IE they hold only a fraction of what they trade (believed to be less than 1% currently). If you have such investments, I'd consider divesting them and seeking actual physical metal if I were you, as the price of physical metal and 'paper' metal already appears to be decoupling.

There are bullion accounts out there, where your money is stored as gold and silver in your name, thereby saving you the anxiety of stashing metal around your home. A quick google will throw them up if that interests you. I have an account with one for peace of mind.

Because if the euro collapses, then your euro savings go with it, and you'll experience the same poverty that Germans in Weimar did if you don't have some gold or silver - real money when the paper goes poof.

After all, the government only has 1/25th of an ounce with your name on it.


David said...

I visited the Bank of England museum a few years ago where they have a gold ingot you can pick up (quite a thrill!). It was, then, the only gold that the Bank of England owned.
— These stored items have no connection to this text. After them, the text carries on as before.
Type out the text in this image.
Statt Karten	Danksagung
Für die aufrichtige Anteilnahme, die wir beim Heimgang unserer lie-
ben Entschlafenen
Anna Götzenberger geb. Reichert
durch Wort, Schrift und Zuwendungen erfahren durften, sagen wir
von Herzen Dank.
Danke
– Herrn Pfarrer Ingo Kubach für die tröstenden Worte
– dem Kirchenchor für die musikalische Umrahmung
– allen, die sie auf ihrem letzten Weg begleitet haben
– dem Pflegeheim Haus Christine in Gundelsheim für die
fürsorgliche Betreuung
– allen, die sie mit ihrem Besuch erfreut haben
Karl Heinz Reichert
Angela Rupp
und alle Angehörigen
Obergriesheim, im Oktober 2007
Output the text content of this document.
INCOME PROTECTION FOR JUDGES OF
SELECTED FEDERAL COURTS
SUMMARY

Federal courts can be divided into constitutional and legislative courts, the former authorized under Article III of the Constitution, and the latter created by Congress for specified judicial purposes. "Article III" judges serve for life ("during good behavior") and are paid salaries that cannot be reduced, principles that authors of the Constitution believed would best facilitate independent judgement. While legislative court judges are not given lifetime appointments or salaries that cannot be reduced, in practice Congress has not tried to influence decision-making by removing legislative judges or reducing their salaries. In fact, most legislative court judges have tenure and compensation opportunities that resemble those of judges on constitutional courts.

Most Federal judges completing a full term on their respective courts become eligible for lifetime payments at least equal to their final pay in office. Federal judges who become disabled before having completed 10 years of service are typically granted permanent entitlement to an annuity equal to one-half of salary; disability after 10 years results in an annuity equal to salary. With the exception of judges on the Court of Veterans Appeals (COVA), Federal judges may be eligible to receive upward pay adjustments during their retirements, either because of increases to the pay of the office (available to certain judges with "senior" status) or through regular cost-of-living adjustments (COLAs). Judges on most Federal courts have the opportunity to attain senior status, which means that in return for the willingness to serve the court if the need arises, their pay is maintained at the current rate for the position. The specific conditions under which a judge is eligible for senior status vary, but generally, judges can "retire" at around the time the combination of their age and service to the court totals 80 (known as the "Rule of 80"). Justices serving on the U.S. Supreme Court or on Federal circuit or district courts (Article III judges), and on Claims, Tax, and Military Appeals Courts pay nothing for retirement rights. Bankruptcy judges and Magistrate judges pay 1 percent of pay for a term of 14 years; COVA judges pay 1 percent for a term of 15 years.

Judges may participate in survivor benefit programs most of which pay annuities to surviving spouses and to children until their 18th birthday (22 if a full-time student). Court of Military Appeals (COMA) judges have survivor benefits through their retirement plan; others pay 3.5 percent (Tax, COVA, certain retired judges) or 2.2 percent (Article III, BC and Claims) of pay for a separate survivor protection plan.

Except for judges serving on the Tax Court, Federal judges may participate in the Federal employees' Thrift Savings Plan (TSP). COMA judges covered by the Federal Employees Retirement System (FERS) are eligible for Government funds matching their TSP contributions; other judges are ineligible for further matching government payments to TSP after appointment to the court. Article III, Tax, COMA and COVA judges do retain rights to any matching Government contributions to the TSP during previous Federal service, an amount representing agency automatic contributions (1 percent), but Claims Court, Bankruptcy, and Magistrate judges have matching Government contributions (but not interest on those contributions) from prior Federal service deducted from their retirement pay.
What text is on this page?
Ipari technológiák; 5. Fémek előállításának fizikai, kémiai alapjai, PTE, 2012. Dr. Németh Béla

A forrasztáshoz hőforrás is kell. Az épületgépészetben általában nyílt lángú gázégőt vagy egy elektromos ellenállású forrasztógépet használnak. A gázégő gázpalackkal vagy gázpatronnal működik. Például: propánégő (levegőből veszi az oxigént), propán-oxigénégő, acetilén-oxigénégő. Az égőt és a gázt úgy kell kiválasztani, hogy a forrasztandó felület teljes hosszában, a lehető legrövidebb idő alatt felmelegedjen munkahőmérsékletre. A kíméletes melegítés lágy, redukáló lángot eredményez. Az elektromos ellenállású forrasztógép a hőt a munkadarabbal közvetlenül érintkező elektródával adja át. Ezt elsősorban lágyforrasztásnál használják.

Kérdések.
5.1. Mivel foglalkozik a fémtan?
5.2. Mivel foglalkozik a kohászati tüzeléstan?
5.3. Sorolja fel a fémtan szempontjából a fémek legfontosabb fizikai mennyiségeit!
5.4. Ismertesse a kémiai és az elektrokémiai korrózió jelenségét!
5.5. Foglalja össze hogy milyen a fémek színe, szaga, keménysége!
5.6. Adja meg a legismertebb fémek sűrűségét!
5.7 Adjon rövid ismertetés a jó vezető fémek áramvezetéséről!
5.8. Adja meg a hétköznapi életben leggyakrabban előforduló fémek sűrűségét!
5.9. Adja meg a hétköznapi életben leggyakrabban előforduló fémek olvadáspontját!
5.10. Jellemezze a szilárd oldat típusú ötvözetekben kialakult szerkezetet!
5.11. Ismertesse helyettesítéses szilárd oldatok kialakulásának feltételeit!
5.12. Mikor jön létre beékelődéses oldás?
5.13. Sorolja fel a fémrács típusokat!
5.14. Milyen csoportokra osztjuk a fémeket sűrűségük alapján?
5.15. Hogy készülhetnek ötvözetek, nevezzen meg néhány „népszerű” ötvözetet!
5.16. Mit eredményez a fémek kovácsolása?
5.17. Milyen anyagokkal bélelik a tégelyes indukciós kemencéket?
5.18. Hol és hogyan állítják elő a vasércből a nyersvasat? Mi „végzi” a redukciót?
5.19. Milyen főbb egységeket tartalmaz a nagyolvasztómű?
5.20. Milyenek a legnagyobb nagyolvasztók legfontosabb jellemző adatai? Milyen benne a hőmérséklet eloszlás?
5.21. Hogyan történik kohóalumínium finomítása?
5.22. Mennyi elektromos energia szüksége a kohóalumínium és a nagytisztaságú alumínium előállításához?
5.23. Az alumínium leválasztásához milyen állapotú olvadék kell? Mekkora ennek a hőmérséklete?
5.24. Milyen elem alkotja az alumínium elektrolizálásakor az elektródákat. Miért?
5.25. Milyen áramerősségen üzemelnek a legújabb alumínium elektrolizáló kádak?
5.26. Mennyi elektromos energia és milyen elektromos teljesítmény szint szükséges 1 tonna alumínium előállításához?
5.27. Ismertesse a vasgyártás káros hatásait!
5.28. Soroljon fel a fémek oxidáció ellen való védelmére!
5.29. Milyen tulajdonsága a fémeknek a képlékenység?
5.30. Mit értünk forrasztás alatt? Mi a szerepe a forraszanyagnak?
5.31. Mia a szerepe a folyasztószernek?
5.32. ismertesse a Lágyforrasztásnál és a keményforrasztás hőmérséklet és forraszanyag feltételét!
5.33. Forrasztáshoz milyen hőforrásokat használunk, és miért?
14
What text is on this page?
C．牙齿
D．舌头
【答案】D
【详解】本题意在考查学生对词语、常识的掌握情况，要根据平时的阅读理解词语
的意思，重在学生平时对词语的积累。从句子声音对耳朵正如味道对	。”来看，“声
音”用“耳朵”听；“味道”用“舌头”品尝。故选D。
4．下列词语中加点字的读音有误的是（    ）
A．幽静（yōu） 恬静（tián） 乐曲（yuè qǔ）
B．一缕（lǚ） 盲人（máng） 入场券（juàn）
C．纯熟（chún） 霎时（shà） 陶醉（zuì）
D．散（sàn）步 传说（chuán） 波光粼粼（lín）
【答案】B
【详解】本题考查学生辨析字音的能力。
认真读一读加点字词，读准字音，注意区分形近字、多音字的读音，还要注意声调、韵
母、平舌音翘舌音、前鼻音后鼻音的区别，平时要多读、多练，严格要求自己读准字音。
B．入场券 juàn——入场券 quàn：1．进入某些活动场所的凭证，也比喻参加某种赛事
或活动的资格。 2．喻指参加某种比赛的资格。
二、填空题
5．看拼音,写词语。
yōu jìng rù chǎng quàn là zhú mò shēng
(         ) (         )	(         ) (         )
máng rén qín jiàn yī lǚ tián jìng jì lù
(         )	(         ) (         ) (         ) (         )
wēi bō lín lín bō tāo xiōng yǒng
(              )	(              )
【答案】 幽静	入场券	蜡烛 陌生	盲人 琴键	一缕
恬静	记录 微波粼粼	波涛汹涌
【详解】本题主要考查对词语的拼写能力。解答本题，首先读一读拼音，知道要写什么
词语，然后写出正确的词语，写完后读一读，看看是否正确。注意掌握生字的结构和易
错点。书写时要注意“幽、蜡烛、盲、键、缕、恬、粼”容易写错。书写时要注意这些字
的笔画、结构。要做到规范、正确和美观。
Not that I know much about these things but I believe the link between currencies and gold was broken a long time ago. Central banks have been running down their holdings since then, no? It just takes time if you don't want to depress the market.

I'm glad you called out those gold funds. I can't believe we are on to the next pyramid scheme after property so quickly. To be honest, I am idly wondering if gold itself is a bubble at the moment (it's entirely academic when you don't have a bean :-).

JC Skinner said...

My opinion is that we are ultimately entering a gold bubble, but we're a long way from bubble territory currently. It will inevitable end up in bubble territory, but in the interim precious metals is set to climb much higher than it is currently, silver being the main beneficiary.

JC Skinner said...

Oh, on the central bank thing - yes, they were running down their holdings into the Nineties and beyond, as there was a perception rampant that gold was some sort of primordial, primitive investment that no longer served any purpose.
It also suited many central banks to flood gold onto the market as that suppressed metal prices and propped up the value of fiat currencies.
Today, of course, things are a little different. Central banks are once again buying up gold. Ireland has trebled its meagre holdings in just a few years, and countries like India and the oil producing nations just can't get enough of the yellow metal.